Au premier ministre : "Faites quelque chose, la santé publique se meurt à Khenchela !"
L'Association algérienne de lutte contre la corruption (AACC) interpelle le premier ministre sur la situation de la santé publique à Khenchela.
Alger et Khenchela, dimanche 3 février 2013. Monsieur le Premier ministre, vous n’ignorez pas que l’accès aux soins pour nombre d’Algériens, les plus démunis d’entre eux plus particulièrement, est de plus en plus difficile. Beaucoup d’hôpitaux publics ne sont plus en situation d’assurer des prestations médicales de qualité. Votre visite récemment à Saïda vous a permis d’avoir un aperçu concret sur le marasme que subissent les établissements publics de soins : vous avez été amené dans cette wilaya à prendre des mesures immédiates à l’encontre des gestionnaires indélicats.

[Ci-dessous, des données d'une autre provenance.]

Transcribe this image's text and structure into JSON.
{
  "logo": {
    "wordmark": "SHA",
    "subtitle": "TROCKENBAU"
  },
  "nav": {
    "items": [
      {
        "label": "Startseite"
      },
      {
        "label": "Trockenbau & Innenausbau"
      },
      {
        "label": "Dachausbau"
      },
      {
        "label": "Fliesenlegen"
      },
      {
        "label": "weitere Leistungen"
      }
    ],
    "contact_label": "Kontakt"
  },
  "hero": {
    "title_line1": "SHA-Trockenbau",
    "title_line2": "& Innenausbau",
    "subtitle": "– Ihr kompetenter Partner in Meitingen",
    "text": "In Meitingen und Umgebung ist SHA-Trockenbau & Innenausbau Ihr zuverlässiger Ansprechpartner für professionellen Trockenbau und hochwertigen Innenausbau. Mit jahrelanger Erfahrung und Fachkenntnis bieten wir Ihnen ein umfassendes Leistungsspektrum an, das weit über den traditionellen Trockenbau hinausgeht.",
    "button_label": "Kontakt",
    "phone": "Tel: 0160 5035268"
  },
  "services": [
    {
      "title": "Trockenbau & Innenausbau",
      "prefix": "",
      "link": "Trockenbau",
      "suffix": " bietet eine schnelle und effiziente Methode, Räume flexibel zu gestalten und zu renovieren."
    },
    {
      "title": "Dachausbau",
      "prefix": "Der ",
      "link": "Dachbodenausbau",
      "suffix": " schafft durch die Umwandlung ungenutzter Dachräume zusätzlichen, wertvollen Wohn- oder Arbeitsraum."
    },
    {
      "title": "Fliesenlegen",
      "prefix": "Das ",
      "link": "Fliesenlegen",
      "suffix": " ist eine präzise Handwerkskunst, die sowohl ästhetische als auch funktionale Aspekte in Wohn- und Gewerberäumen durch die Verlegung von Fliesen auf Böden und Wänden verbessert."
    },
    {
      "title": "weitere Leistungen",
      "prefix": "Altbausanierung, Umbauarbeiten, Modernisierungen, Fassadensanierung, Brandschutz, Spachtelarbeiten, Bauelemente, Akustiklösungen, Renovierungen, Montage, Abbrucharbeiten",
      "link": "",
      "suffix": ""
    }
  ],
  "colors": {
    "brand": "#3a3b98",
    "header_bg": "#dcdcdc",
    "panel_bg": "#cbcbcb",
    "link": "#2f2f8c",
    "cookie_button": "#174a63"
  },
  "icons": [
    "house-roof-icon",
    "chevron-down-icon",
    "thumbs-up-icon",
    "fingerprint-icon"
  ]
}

Malheureusement, Monsieur le Premier ministre, il y a au moins une région en Algérie où la situation est bien plus grave que Saïda : il s’agit de la wilaya de Khenchela. Quand les représentants locaux du Syndicat algérien des paramédicaux (SAP) sont venus nous voir pour nous faire part de ce qui se passe dans les structures publiques de cette région, nous avions peine à croire les faits relatés. Quand ils ont mis à notre disposition des documents photos illustrant les faits évoqués, on se serait cru revenir 40 ou 50 ans en arrière, mais là aussi nous avions encore quelques doutes sur la véracité des accusations de mauvaise gestion, de gabegie, de gaspillage, de laisser-aller, et d’état d’abandon dans lequel se trouvent les hôpitaux et unités sanitaires de la wilaya de Khenchela. Mais cette situation a été aussi, récemment encore, abondamment décrite par nombre de quotidiens à travers plusieurs articles de presse édifiants.
Monsieur le Premier ministre, face à cette situation, notre association a décidé d’envoyer un représentant sur place, d’autant plus que certaines informations faisaient aussi état de graves dérives en matière d’investissements hospitaliers, dont le non respect de la réglementation des marchés publics.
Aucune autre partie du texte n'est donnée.